Ce même citoyen, qui, au passage doit représenter beaucoup de monde pense être soi-même la solution aux problèmes du pays. Cette pensée venant d'esprit trés peu instruit mène nos compatriotes aux conflits perpituels. A mon sens, ayant une population trés politisée, celle-ci, n'ayant pas une vue d'ensemble risque de mettre à mal la stabilité du pays (social et économique) à long terme. . . mais, ceci n'est que mon opinion.

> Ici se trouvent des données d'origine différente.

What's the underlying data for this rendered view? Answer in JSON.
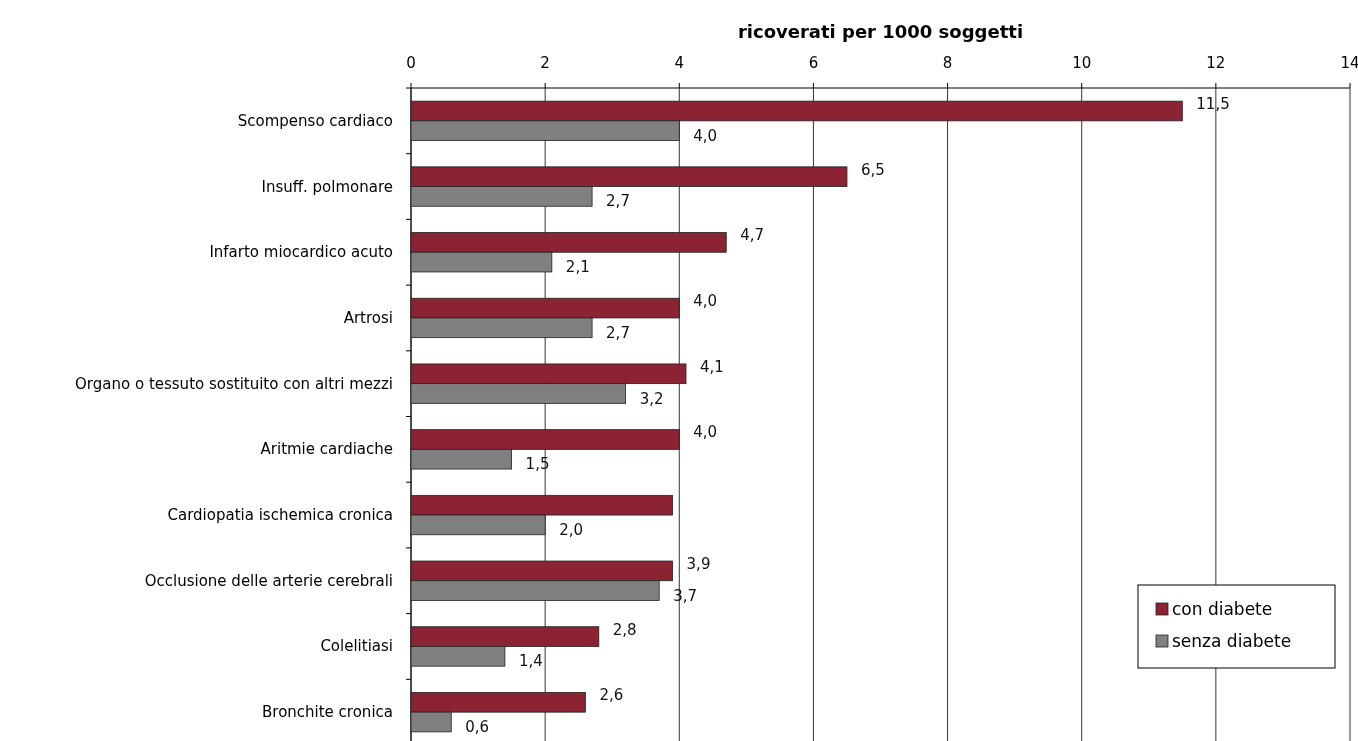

Limiter le nombre de mandats présidentiels (qu’en est-il des autres «élus» ?), dissoudre les deux chambres et diminuer l’argent de poche des futurs «représentants», changer les membres du gouvernement en incorporant des « techniciens» et des jeunes, dépoussiérer les institutions tout en «luttant contre la corruption» et en impliquant davantage les femmes ainsi que les autres «forces vives de la nation», mettre en place des soupapes pour éviter que la cocotte n’explose, et ne pas miser que sur les hydrocarbures. Ce sont-là, en résumé, les solutions que nous propose cet expert international. Des solutions qui ressemblent à des techniques de replâtrage et à des vœux pieux, c’est-à-dire tout droit tirés de «La mentalité bureaucratique administrative des années 1970» dont l’auteur de l’article prétend se démarquer. Je ne pense pas, M. Mebtoul, que le problème des Algériens ne soit que celui de la répartition des biens, de l’économie et de la subsistance («même les animaux trouvent de quoi se nourrir» disait un poète kabyle). Le problème de l’Algérien est beaucoup plus profond. Il est dans le questionnement du qui-suis-je ? Et qu’est-ce que je vais devenir ?
On dit aussi qu’il vaut mieux un petit chez-soi qu’un grand chez les autres. Personnellement, en tant qu’Algérien, je voudrais me sentir chez moi avant tout, pas forcément en Occident et encore moins en Orient. Tout comme nos ainés ont refusé de passer pour des Gaulois, je ne veux pas n’être assimilé qu’à un rejeton d’une lointaine péninsule. Je suis algérien, avec certes des particularités régionales qui sont autant de richesses qu’il faudra sauvegarder et mettre en valeur, mais juste un «Algérien» et point barre. Une fois mon cerveau apaisé, je penserais tranquillement à mon estomac. Il me semble pour le moment, M. Mebtoul, que le problème est plus dans le «être ou ne pas être» que dans le «paitre ou ne pas paitre».